You are viewing a plain text version of this content. The canonical link for it is here.
Posted to user@couchdb.apache.org by Tim Hankins <ti...@gmail.com> on 2012/11/02 13:49:07 UTC

Tips for optimizing Filtered Replication?

I have a single database (300MB & 42,924 documents) consisting of about 20
different kinds of documents from about 200 users. The documents range in
size from a few bytes to many KiloBytes (150KB or so).
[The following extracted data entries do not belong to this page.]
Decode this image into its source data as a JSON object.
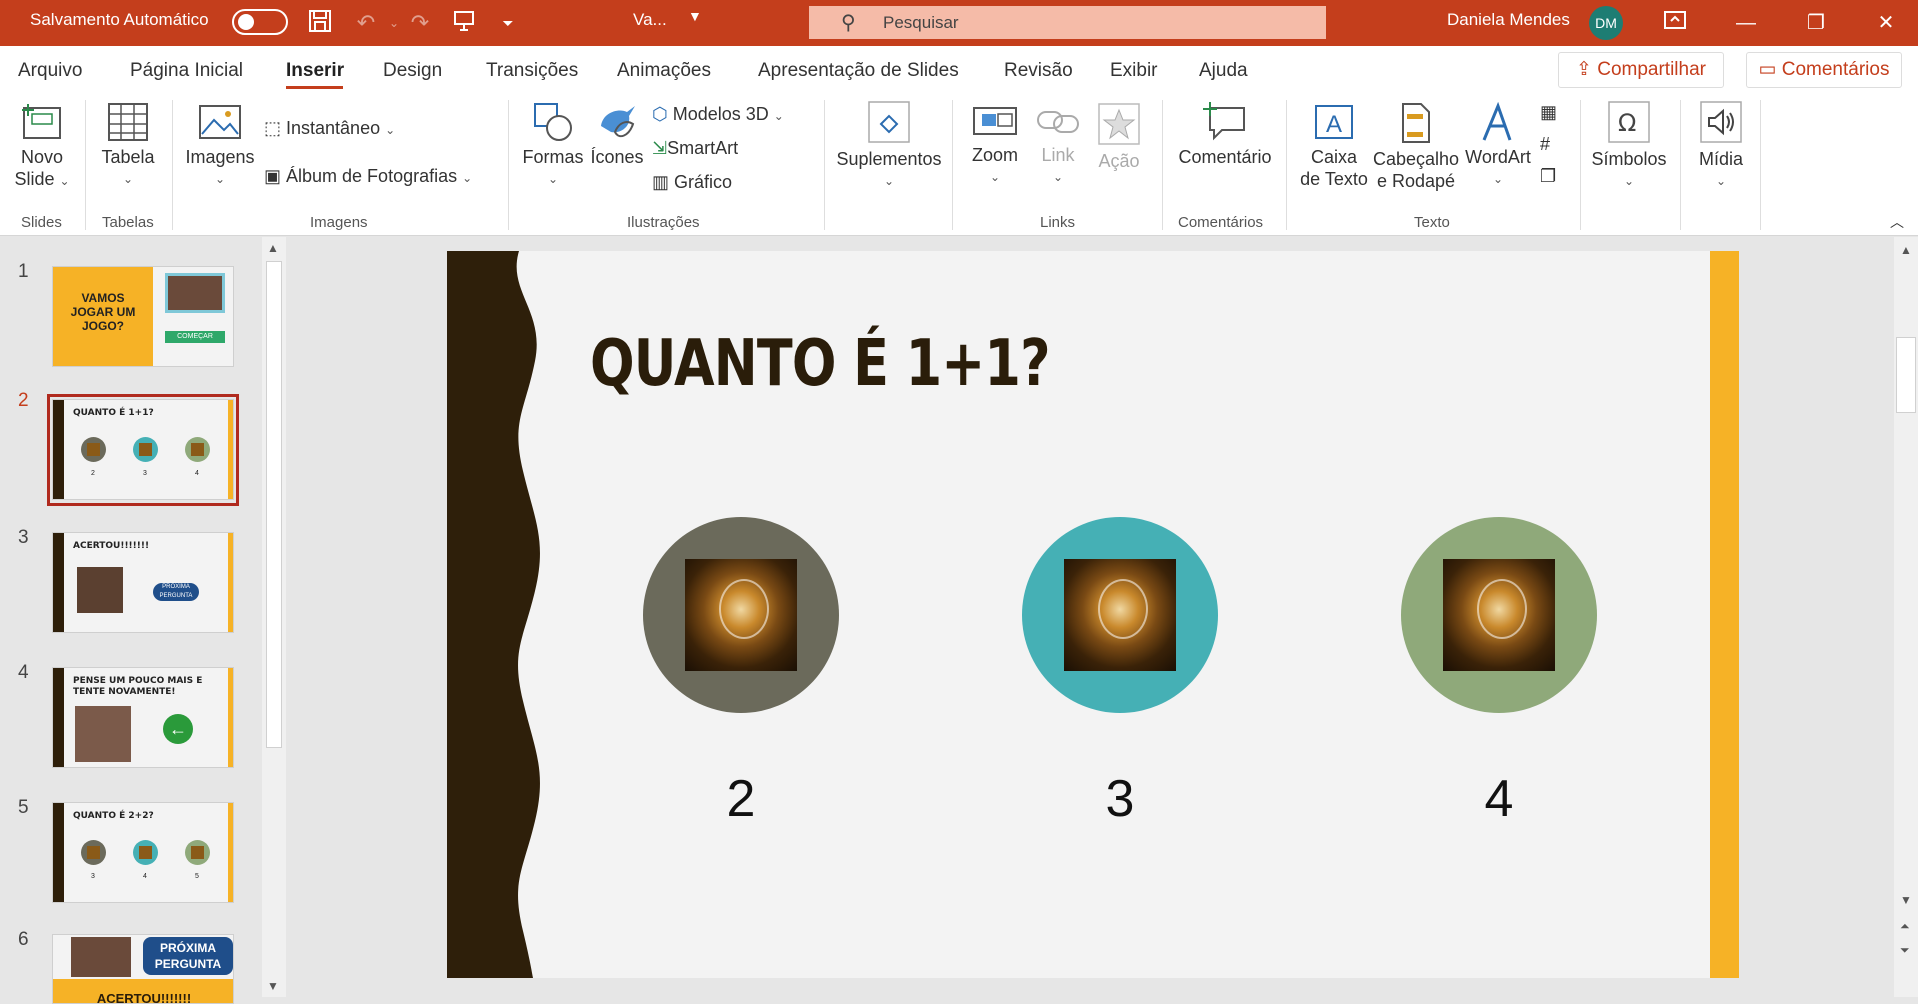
{
  "titlebar": {
    "autosave_label": "Salvamento Automático",
    "filename": "Va...",
    "search_placeholder": "Pesquisar",
    "user_name": "Daniela Mendes",
    "user_initials": "DM",
    "colors": {
      "bar": "#c43e1c",
      "avatar": "#1d7d73"
    }
  },
  "menu": {
    "items": [
      "Arquivo",
      "Página Inicial",
      "Inserir",
      "Design",
      "Transições",
      "Animações",
      "Apresentação de Slides",
      "Revisão",
      "Exibir",
      "Ajuda"
    ],
    "active": "Inserir",
    "share_label": "Compartilhar",
    "comments_label": "Comentários"
  },
  "ribbon": {
    "groups": {
      "slides": "Slides",
      "tables": "Tabelas",
      "images": "Imagens",
      "illustrations": "Ilustrações",
      "links": "Links",
      "comments": "Comentários",
      "text": "Texto"
    },
    "buttons": {
      "new_slide_1": "Novo",
      "new_slide_2": "Slide",
      "table": "Tabela",
      "images": "Imagens",
      "screenshot": "Instantâneo",
      "photo_album": "Álbum de Fotografias",
      "shapes": "Formas",
      "icons": "Ícones",
      "models3d": "Modelos 3D",
      "smartart": "SmartArt",
      "chart": "Gráfico",
      "addins": "Suplementos",
      "zoom": "Zoom",
      "link": "Link",
      "action": "Ação",
      "comment": "Comentário",
      "textbox_1": "Caixa",
      "textbox_2": "de Texto",
      "header_1": "Cabeçalho",
      "header_2": "e Rodapé",
      "wordart": "WordArt",
      "symbols": "Símbolos",
      "media": "Mídia"
    }
  },
  "thumbnails": [
    {
      "num": "1",
      "title": "VAMOS JOGAR UM JOGO?",
      "button": "COMEÇAR"
    },
    {
      "num": "2",
      "title": "QUANTO É 1+1?",
      "labels": [
        "2",
        "3",
        "4"
      ]
    },
    {
      "num": "3",
      "title": "ACERTOU!!!!!!!",
      "button": "PRÓXIMA PERGUNTA"
    },
    {
      "num": "4",
      "title": "PENSE UM POUCO MAIS E TENTE NOVAMENTE!"
    },
    {
      "num": "5",
      "title": "QUANTO É 2+2?",
      "labels": [
        "3",
        "4",
        "5"
      ]
    },
    {
      "num": "6",
      "title": "ACERTOU!!!!!!!",
      "button": "PRÓXIMA PERGUNTA"
    }
  ],
  "selected_slide": "2",
  "slide": {
    "title": "QUANTO É 1+1?",
    "options": [
      {
        "label": "2",
        "color": "#6b6a5b"
      },
      {
        "label": "3",
        "color": "#45b0b5"
      },
      {
        "label": "4",
        "color": "#8fa97a"
      }
    ],
    "accent": "#f6b226",
    "left_band": "#2e1f0a"
  }
}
When the server is unloaded, the following replication filter function
takes about 2.5 minutes to complete. When the server is loaded, it takes
>10 minutes.

Can anyone comment on whether these times are expected, and if not, suggest
how I might optimize things in order to get better performance?

function(doc, req) {
    acceptedDate = true;
    if(doc.date) {
        var docDate = new Date();
        var dateKey = doc.date;
        docDate.setFullYear(dateKey[0], dateKey[1], dateKey[2]);

        var reqYear = req.query.year;
        var reqMonth = req.query.month;
        var reqDay = req.query.day;
        var reqDate = new Date();
        reqDate.setFullYear(reqYear, reqMonth, reqDay);

        acceptedDate = docDate.getTime() >= reqDate.getTime();
    }

    return doc.user_id && doc.user_id == req.query.userid &&
doc._id.indexOf("_design") != 0 && acceptedDate;
}

Re: Tips for optimizing Filtered Replication?

Posted by Jens Alfke <je...@couchbase.com>.
On Nov 2, 2012, at 5:49 AM, Tim Hankins <ti...@gmail.com>> wrote:

Can anyone comment on whether these times are expected, and if not, suggest
how I might optimize things in order to get better performance?

I’ve found that date/time parsing is slow on all platforms, and can be a performance bottleneck. It’s best if you can avoid it.

The usual workaround in CouchDB is to store dates in a format that sorts properly with plain string collation, i.e. some type of “YYYY-MM-DD HH:MM:SS” style. Then there’s no need to parse dates to compare them, you just compare strings.

An alternative is to store dates as numeric timestamps (e.g. seconds since an epoch). This can be even faster, and lets you quickly do computations like the time between two dates, but a lot of people dislike it because it’s not human-readable.

—Jens